The Indian rupee is expected to remain under strong pressure this week and may test the ₹93.50 per US dollar level, as it faces what a Union Bank of India report describes as a “triple threat” of geopolitical tensions, rising crude oil prices, and a strengthening US dollar.
According to the report, the outlook for the rupee is “decidedly bearish,” driven by the breakdown of US-Iran diplomatic talks and heightened tensions in the Persian Gulf, including concerns over disruptions in the Strait of Hormuz. These developments have pushed Brent crude above $102 per barrel, intensifying pressure on India’s external balance.
The report highlights that the rupee’s near-term direction will largely depend on whether oil prices stabilise or continue to rise. While the Reserve Bank of India’s forex reserves of about $697.1 billion provide a buffer against excessive volatility, they may not fully offset sustained external shocks.

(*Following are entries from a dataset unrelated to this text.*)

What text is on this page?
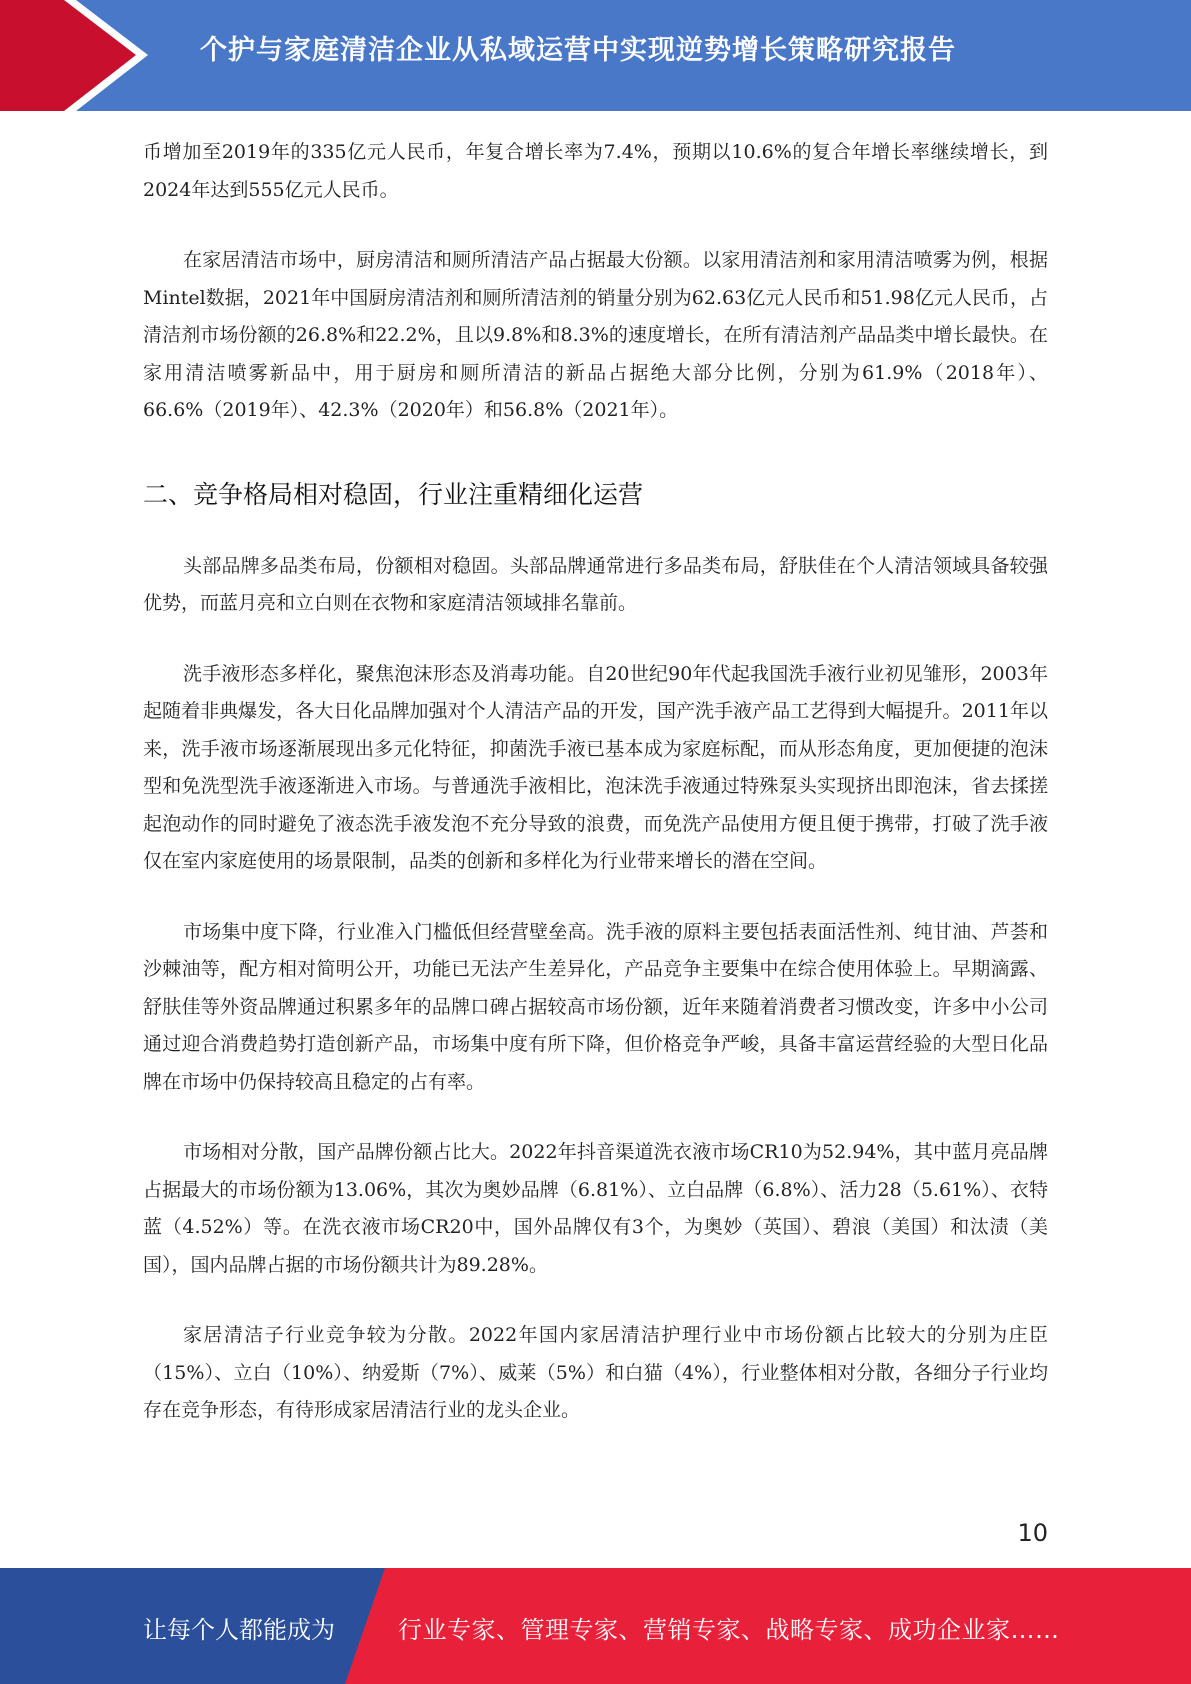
个护与家庭清洁企业从私域运营中实现逆势增长策略研究报告

币增加至2019年的335亿元人民币，年复合增长率为7.4%，预期以10.6%的复合年增长率继续增长，到2024年达到555亿元人民币。

在家居清洁市场中，厨房清洁和厕所清洁产品占据最大份额。以家用清洁剂和家用清洁喷雾为例，根据Mintel数据，2021年中国厨房清洁剂和厕所清洁剂的销量分别为62.63亿元人民币和51.98亿元人民币，占清洁剂市场份额的26.8%和22.2%，且以9.8%和8.3%的速度增长，在所有清洁剂产品品类中增长最快。在家用清洁喷雾新品中，用于厨房和厕所清洁的新品占据绝大部分比例，分别为61.9%（2018年）、66.6%（2019年）、42.3%（2020年）和56.8%（2021年）。

二、竞争格局相对稳固，行业注重精细化运营

头部品牌多品类布局，份额相对稳固。头部品牌通常进行多品类布局，舒肤佳在个人清洁领域具备较强优势，而蓝月亮和立白则在衣物和家庭清洁领域排名靠前。

洗手液形态多样化，聚焦泡沫形态及消毒功能。自20世纪90年代起我国洗手液行业初见雏形，2003年起随着非典爆发，各大日化品牌加强对个人清洁产品的开发，国产洗手液产品工艺得到大幅提升。2011年以来，洗手液市场逐渐展现出多元化特征，抑菌洗手液已基本成为家庭标配，而从形态角度，更加便捷的泡沫型和免洗型洗手液逐渐进入市场。与普通洗手液相比，泡沫洗手液通过特殊泵头实现挤出即泡沫，省去揉搓起泡动作的同时避免了液态洗手液发泡不充分导致的浪费，而免洗产品使用方便且便于携带，打破了洗手液仅在室内家庭使用的场景限制，品类的创新和多样化为行业带来增长的潜在空间。

市场集中度下降，行业准入门槛低但经营壁垒高。洗手液的原料主要包括表面活性剂、纯甘油、芦荟和沙棘油等，配方相对简明公开，功能已无法产生差异化，产品竞争主要集中在综合使用体验上。早期滴露、舒肤佳等外资品牌通过积累多年的品牌口碑占据较高市场份额，近年来随着消费者习惯改变，许多中小公司通过迎合消费趋势打造创新产品，市场集中度有所下降，但价格竞争严峻，具备丰富运营经验的大型日化品牌在市场中仍保持较高且稳定的占有率。

市场相对分散，国产品牌份额占比大。2022年抖音渠道洗衣液市场CR10为52.94%，其中蓝月亮品牌占据最大的市场份额为13.06%，其次为奥妙品牌（6.81%）、立白品牌（6.8%）、活力28（5.61%）、衣特蓝（4.52%）等。在洗衣液市场CR20中，国外品牌仅有3个，为奥妙（英国）、碧浪（美国）和汰渍（美国），国内品牌占据的市场份额共计为89.28%。

家居清洁子行业竞争较为分散。2022年国内家居清洁护理行业中市场份额占比较大的分别为庄臣（15%）、立白（10%）、纳爱斯（7%）、威莱（5%）和白猫（4%），行业整体相对分散，各细分子行业均存在竞争形态，有待形成家居清洁行业的龙头企业。

10
让每个人都能成为	行业专家、管理专家、营销专家、战略专家、成功企业家……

The currency has seen sharp swings in recent sessions, briefly recovering from record lows near ₹95.23 per dollar before weakening again toward ₹93.30. Much of this volatility has been linked to rapidly evolving geopolitical developments and their impact on global energy markets.
A temporary easing of tensions earlier in the week helped the rupee strengthen to around ₹92.40 as crude slipped below $100 per barrel. However, that relief proved short-lived after talks collapsed and fresh escalation fears triggered another spike in oil prices above $100, renewing pressure on the currency.
The report notes that crude oil remains the key macroeconomic driver for the rupee, given India’s dependence on energy imports. Higher oil prices are expected to widen the current account deficit and add to imported inflationary pressures, both negative for the currency outlook. It estimates that every $10 per barrel increase in crude could worsen India’s current account deficit by roughly $15 billion annually.
Adding to the pressure, the US dollar has strengthened amid safe-haven demand and elevated US bond yields, while foreign portfolio investors have reportedly withdrawn over $20 billion from Indian markets since February 2026.
Despite these headwinds, India’s strong forex reserves are expected to help smooth excessive volatility and prevent disorderly currency movements.
Overall, while RBI intervention may limit sharp swings, the broader bias for the rupee remains negative in the current global economic environment.